The second aspect, which Duncan Orr-Ewing alluded to, was about ensuring that the Deer (Firearms etc) (Scotland) Order 1985 was amended to make non-lead varieties of ammunition more accessible, once we had ensured that there were no associated welfare issues. The proof will be in the pudding on the male deer close season. The detail that comes back on that will inform our understanding of the effect of that change.
We have removed barriers to effective control, and we have gone through a process to ensure that there are no associated welfare issues. On that basis, from a regulation and effective governance perspective, there was no reason to maintain the male deer close season.
Finally—this is hot off the press—the Government has said that it will not make changes to the female deer close season. What are your views on that in relation to the deer working group’s recommendations?
Going back to Donald Fraser’s point, we need more flexibility in the deer management system to allow effective culling. Everyone accepts that there is a welfare issue with the female deer season. The LINK deer group’s position is that any consideration of the female deer season should be based on hard evidence, using all the scientific data that is available and the advice of the Scottish Animal Welfare Commission as to when it is sensible to have female deer seasons without compromising deer welfare. The issue will probably come up again, because we think that the Government’s announcement has been made prematurely. A pertinent conversation needs to be had about that during the next steps for the proposed natural environment bill.

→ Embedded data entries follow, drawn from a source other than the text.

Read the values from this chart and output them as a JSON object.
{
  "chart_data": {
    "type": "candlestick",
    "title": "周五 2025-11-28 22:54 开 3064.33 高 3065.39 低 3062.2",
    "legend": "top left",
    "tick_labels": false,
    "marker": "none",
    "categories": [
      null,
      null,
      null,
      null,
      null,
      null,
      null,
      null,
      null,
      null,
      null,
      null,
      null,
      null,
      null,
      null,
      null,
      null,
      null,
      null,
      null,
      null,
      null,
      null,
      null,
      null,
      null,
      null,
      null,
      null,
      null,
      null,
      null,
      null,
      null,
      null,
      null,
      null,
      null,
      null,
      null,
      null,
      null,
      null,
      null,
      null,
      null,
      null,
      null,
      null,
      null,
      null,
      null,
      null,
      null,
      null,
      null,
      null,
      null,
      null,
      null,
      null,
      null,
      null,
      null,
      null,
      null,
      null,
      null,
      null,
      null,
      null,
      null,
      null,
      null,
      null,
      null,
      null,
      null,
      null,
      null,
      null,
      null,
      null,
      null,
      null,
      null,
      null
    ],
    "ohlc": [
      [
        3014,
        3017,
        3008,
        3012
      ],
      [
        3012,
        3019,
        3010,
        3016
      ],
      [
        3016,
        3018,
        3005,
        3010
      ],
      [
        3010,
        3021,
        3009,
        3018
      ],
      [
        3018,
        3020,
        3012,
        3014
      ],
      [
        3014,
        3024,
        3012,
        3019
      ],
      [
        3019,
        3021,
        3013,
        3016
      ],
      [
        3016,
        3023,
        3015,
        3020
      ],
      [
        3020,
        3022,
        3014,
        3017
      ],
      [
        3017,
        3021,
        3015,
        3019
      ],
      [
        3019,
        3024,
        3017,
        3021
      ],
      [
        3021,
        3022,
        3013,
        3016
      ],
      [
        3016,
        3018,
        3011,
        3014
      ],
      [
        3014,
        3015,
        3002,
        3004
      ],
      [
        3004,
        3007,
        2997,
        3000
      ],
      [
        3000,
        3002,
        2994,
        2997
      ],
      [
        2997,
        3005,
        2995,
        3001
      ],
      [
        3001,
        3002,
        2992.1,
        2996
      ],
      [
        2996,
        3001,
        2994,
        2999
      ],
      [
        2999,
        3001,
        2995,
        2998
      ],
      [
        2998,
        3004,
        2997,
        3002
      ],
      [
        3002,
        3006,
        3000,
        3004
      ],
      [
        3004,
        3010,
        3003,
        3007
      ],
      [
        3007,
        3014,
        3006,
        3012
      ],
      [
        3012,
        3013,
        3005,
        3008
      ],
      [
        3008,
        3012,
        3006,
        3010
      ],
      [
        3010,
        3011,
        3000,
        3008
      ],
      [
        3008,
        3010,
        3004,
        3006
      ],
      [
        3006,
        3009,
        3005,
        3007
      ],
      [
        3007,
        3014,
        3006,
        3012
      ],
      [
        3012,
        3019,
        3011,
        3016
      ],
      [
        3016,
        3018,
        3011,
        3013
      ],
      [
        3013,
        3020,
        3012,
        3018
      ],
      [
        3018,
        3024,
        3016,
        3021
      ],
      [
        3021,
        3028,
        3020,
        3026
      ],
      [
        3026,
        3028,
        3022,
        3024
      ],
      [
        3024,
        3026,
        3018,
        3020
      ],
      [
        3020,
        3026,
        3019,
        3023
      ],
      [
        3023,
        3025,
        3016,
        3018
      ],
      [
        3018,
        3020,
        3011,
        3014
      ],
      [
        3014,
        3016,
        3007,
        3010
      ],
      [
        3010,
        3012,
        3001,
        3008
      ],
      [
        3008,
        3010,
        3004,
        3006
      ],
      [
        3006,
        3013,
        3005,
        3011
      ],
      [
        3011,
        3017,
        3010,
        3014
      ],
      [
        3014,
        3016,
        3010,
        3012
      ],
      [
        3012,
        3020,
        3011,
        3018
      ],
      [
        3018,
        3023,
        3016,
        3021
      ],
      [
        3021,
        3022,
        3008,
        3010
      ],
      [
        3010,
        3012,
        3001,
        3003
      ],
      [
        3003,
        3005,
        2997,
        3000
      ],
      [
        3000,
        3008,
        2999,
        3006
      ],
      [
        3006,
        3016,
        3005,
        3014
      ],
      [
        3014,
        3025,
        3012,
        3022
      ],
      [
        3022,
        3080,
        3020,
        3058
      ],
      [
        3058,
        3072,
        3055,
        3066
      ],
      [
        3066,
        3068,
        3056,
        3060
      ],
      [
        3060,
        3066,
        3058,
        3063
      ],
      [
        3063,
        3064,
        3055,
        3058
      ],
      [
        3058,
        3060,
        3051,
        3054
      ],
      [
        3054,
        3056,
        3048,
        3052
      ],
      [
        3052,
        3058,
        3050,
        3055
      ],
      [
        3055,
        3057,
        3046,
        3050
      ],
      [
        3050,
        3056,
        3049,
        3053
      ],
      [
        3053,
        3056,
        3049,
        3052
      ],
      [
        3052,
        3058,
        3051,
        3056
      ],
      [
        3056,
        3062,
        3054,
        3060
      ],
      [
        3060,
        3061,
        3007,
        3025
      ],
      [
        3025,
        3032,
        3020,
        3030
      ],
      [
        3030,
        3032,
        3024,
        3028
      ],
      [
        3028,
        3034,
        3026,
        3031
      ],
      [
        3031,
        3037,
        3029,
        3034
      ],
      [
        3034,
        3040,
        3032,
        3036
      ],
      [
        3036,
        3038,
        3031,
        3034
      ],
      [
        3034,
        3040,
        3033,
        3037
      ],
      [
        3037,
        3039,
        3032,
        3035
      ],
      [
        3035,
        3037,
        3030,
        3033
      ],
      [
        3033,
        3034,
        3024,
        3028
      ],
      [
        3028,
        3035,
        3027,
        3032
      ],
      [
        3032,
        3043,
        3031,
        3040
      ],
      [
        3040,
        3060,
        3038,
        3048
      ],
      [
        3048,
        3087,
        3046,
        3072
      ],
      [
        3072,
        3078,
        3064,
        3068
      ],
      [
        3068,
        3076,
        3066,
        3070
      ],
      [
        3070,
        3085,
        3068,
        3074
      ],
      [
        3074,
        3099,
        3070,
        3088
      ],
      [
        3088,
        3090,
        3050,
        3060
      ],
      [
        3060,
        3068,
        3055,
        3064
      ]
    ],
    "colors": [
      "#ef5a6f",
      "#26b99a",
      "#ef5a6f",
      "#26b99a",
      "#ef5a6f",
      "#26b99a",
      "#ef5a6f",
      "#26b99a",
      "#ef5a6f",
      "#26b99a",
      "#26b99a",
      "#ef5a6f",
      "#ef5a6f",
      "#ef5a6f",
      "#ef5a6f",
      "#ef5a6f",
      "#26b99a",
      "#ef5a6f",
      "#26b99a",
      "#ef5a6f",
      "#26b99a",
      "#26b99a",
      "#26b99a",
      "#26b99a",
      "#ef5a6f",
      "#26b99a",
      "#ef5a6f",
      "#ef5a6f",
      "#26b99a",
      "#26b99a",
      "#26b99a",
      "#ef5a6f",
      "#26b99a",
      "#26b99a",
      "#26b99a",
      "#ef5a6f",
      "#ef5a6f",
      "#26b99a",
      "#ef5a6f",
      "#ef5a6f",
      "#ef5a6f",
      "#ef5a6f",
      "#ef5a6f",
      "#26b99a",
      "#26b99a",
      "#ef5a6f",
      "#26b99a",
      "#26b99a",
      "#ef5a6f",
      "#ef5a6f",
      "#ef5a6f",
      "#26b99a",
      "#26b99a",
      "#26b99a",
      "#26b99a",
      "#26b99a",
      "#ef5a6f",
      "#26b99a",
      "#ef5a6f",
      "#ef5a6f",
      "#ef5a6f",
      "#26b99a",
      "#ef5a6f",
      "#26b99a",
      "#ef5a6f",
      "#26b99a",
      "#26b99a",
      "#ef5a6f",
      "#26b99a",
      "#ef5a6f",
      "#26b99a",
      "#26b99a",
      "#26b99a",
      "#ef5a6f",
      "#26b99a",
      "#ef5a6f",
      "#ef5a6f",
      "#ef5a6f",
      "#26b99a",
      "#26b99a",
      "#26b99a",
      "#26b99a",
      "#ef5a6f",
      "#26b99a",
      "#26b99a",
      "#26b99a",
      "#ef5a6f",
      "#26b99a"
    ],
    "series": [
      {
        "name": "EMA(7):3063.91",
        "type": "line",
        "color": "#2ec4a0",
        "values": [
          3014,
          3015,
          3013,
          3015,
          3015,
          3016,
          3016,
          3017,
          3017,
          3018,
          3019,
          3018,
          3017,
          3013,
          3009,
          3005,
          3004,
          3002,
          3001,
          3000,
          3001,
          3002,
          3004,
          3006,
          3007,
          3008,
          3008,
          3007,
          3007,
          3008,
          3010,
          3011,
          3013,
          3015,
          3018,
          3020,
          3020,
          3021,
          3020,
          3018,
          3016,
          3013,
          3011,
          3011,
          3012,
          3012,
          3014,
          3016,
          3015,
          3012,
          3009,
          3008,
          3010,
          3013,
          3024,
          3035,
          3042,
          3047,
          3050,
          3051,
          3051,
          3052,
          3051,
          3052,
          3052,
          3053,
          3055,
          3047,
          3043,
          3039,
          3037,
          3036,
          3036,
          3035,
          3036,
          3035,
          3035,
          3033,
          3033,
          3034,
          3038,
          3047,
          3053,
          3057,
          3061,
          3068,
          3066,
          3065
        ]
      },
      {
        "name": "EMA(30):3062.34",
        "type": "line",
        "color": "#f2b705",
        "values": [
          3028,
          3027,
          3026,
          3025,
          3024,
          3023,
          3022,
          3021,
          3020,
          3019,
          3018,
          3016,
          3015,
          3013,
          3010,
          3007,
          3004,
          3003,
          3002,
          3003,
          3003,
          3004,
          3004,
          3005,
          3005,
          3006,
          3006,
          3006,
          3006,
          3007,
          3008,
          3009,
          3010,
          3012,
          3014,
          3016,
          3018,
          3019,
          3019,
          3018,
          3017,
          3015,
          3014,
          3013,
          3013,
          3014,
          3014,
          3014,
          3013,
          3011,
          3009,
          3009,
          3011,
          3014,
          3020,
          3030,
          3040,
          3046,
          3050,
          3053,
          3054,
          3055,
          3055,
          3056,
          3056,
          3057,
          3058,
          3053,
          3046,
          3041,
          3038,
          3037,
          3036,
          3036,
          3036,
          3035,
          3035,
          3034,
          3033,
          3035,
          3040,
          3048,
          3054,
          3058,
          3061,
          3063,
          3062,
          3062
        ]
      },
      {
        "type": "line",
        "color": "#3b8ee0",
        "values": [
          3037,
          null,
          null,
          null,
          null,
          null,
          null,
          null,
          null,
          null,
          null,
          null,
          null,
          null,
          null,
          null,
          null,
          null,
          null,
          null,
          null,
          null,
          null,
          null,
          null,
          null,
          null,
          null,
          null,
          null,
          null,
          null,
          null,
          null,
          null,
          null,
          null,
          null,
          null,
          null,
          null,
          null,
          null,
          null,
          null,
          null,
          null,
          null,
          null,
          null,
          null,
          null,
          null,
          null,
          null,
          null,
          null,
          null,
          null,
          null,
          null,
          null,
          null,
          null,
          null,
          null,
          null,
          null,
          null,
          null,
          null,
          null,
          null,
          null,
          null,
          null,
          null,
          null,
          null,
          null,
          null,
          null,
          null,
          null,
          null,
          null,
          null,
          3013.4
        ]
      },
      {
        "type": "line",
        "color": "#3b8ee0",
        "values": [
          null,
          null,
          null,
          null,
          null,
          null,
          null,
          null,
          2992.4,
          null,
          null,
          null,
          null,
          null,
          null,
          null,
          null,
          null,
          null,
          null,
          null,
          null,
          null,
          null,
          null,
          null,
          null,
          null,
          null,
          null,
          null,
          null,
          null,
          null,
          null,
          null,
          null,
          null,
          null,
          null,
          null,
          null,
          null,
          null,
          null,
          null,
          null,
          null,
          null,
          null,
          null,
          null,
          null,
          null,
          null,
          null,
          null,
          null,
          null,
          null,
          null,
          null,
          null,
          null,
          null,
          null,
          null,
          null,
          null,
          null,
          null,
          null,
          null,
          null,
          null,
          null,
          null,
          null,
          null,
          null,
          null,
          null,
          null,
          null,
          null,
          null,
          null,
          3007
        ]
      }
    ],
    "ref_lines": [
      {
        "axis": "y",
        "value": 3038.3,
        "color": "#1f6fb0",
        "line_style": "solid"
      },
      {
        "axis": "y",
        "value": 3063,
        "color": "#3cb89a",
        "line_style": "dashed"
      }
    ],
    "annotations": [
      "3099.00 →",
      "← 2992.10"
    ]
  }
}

It is a really difficult issue. It is important to acknowledge that what we are asking some deer stalkers to do is potentially quite unpalatable—that is a nice way to put it. We need to be cognisant of their views and their feelings, as well as the potential implications for their mental health, so we welcome the minister’s announcement. For people who want the flexibility to manage female deer out of the close season and for circumstances in which that is required, there is still a mechanism that allows that to happen, with the authorisation of NatureScot—that flexibility has not gone away.
On balance, the minister has done the right thing. He has listened to concerns that were headed by my colleagues at the Scottish Gamekeepers Association, who pulled a blinder in highlighting the potential implications of the issue.
We should welcome the decision. It is an emotive subject and views are split among deer managers, whatever their background. You could put 10 deer managers in a room and you might get 10 different views on it. As Ross Ewing has alluded, it is possible to continue to shoot deer during restricted times of the year, with authorisation.
I agree with what has been said. Welfare comes first, and the individual stalker must be given room to make a judgment, as every situation is different. As Ross Ewing has said, the authorisation system is available. We are comfortable with that.
I agree with Duncan Orr-Ewing that the committee should revisit the issue for discussion. There is science and evidence on the welfare impact, and we have talked about the requirement to reduce deer numbers. If we are going to reduce them significantly, we need to reduce the female population.
I thank the witnesses for their contributions. They will be pleased to hear that there is no doubt that we will see them around the table again in the not-too-distant future. The session has set out some of the groundwork that the committee will have to cover before the proposed natural environment bill is introduced.
11:41 Meeting continued in private until 11:49.